Helping front office teams grow better

What do you say at a funeral? #367

Eventually, everyone buries their parents. Some of us have already had to bear that burden; it's coming for the rest of us. Whether your parents die tragically before their time or at a ripe old age, it's a lonely, sobering journey.

These moments leave us wondering what to say. What do your friends want to hear from you at a wake for their parents? When you eulogize your parents, what story do you tell? Sure, what we say in these moments defines the memory of the dearly departed, but it says an awful lot more about us.

I will never forget the people who were there for me when my mom died; I will always remember looking into their faces as I gave her eulogy.

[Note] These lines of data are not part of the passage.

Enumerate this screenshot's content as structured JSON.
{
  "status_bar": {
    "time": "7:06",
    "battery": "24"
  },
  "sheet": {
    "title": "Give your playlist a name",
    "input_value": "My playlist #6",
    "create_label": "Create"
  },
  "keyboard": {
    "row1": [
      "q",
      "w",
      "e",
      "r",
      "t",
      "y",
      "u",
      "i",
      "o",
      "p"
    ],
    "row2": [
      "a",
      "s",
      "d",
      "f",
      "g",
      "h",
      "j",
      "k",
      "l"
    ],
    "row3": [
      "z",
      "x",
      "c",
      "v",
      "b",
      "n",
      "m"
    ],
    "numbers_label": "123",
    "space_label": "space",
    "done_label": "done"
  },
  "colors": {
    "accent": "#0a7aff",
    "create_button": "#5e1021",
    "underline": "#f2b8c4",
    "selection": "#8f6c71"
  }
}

A few years ago, political writer Tim Alberta returned from DC to Michigan to bury his Dad. His Dad had been a pastor; Alberta was raised in the church where the funeral was. As you'd expect, the gathering before the funeral had a lot of good Evangelical Christians saying the right things and being there for the grieving family. As his new book tells the tale, though, more than a few parishioners thought this was the moment to offer corrective commentary on Alberta's political journalism.

Hearing Alberta tell this story really shocked me; his personal story broadens into an insightful narrative about where the American Religion is and where it's heading.

What to say at a wake? If fighting words about politics seems apropos, something is wrong with you; if you think your religion requires this kind of nonsense, then something is wrong with your religion.